Paul doesn’t feel a need to tell Timothy what he is talking about exactly, but he feels a strong need to give Timothy something to think about.  Timothy may have never communicated with Paul again, in fact this is likely the case. Timothy wouldn’t have been able to ask what he meant through letter or in person, and Paul seems to be perfectly fine with that. Timothy could have spent quite a bit of time pondering, second-guessing, and even being frustrated by not knowing if what he thought Paul was saying was actually what Paul was saying – in it is here that we find the brilliance in Paul’s method.

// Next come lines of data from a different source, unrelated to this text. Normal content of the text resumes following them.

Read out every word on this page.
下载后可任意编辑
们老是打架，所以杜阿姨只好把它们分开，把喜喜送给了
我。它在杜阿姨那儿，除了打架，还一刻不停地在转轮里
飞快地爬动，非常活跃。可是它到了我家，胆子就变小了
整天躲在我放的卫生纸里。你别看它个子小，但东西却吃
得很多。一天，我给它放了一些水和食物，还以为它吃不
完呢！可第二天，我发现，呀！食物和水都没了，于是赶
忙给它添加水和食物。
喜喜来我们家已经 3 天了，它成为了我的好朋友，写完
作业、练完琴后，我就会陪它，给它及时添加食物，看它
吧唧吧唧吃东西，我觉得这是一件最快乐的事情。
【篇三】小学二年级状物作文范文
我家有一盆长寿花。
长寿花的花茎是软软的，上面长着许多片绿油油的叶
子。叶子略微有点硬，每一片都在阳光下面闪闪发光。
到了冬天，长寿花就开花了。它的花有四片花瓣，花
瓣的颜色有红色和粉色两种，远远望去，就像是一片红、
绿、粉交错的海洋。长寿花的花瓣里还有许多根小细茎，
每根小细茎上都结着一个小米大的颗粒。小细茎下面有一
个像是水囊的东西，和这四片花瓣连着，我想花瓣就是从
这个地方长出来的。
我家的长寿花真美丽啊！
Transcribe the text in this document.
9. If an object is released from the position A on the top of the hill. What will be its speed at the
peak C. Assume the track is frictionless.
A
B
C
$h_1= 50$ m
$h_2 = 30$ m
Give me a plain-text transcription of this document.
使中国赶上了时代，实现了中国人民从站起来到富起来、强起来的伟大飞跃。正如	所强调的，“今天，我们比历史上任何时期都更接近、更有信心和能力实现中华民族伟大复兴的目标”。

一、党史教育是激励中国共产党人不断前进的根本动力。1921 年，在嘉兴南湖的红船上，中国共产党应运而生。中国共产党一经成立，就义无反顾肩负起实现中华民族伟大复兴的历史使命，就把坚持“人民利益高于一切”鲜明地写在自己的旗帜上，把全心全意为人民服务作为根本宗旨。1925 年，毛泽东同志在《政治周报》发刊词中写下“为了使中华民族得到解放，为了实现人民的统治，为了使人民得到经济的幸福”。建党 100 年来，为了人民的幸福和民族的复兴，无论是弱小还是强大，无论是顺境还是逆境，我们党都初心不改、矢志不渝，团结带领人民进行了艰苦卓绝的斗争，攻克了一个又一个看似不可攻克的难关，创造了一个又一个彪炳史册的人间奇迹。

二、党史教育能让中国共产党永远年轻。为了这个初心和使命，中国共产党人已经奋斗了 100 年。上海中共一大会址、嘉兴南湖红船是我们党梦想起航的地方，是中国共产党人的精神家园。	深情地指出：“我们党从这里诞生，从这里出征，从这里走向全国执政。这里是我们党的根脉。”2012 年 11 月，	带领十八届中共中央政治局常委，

Paul gave Timothy more than a lesson, he gave the young man mental and spiritual growth pills. The more Timothy had to think about the old pastor’s words the more Timothy would learn. Paul led him right up the edge of something and then backed off. cliff

Most of the television shows that captivate Americans, other than the putrid squalor of reality television, are based in the genre of mystery. Courtroom dramas (like my wife’s favorite: Matlock) and shows about forensics or detectives or private investigators are all based on the foundation of the mystery story. The “whodunnit” is exciting because we engage with the story. We have our opinions about the characters and we guess who the culprits are. We involve ourselves in the story and suddenly it means more to us, we are “part owners” of that 45 minute episode.

The church has, on a large-scale, moved away from this.

Too often we are handed a nice neat package of spiritual truth that a pastor or teacher has worked at, labored over, and done his/her best to make clear and moving; and we take it with us like we would carry someone else’s luggage. We aren’t going to drop it, but we don’t care all that much about it either, that is to say, if we could put it down without our conscience bothering us we wouldn’t hesitate to do so.

I am by no means saying that ministers and teachers should make things too complicated for “regular people” to understand, but I am suggesting two things:

  1. There is something to be said for a teachers who leave their listeners with problem to solve, a puzzle to work out, or a choice to make. Jesus did this. More than once He left the story open-ended or followed up a parable with a pointed question for the listeners that forced them to analyze their own thoughts. It was in this manner that Jesus made sure that He wasn’t alone in the process of teaching, He drew everyone into the story with Him and His ability to do this ensured that the people lined up on one side of Him or the other.
  2. We as individuals have to be diligent in reading, thinking, and praying “over our heads”. We will short-sheet ourselves and our own growth if we skip through difficult passages in the Bible. We should read them slow and let them roll around in our mouths like a well-prepared steak. Also the books that we read other than the Bible should be a blend of “on our level” and “just past our level” of understanding. Stretching ourselves is important, without it the majority of our growth is soft and bloated instead of strong and useful.

There are depths of joy and insight that we are not walking in. And I’m not talking about a Gnostic mystery here, just the fundamental truths of God’s Word. Paul told the Corinthians that because of their immaturity there were things that he couldn’t tell them, they wouldn’t understand because of their immaturity in spiritual things (1 Corinthians 2). There would be far less boredom and far more excitement in the ranks of Christendom if we started “owning” some of our insight instead of receiving it through a sanctified I.V. I do not offer this opinion today because I think people are stupid. Ultimately I offer it because I believe there is more pleasure and joy in this kind of investment for the individual believer. Life is mysterious. Science has been searching both the enormous expanses of space and the enormous expanses of the molecule for as long as the practice of thinking has been around. We strive to find new depths, new heights, new colors, new patterns, even new understanding of old information; we do all of this because were built for creative thought and inquisitive exploration.

My question then is this: “what are you exploring?”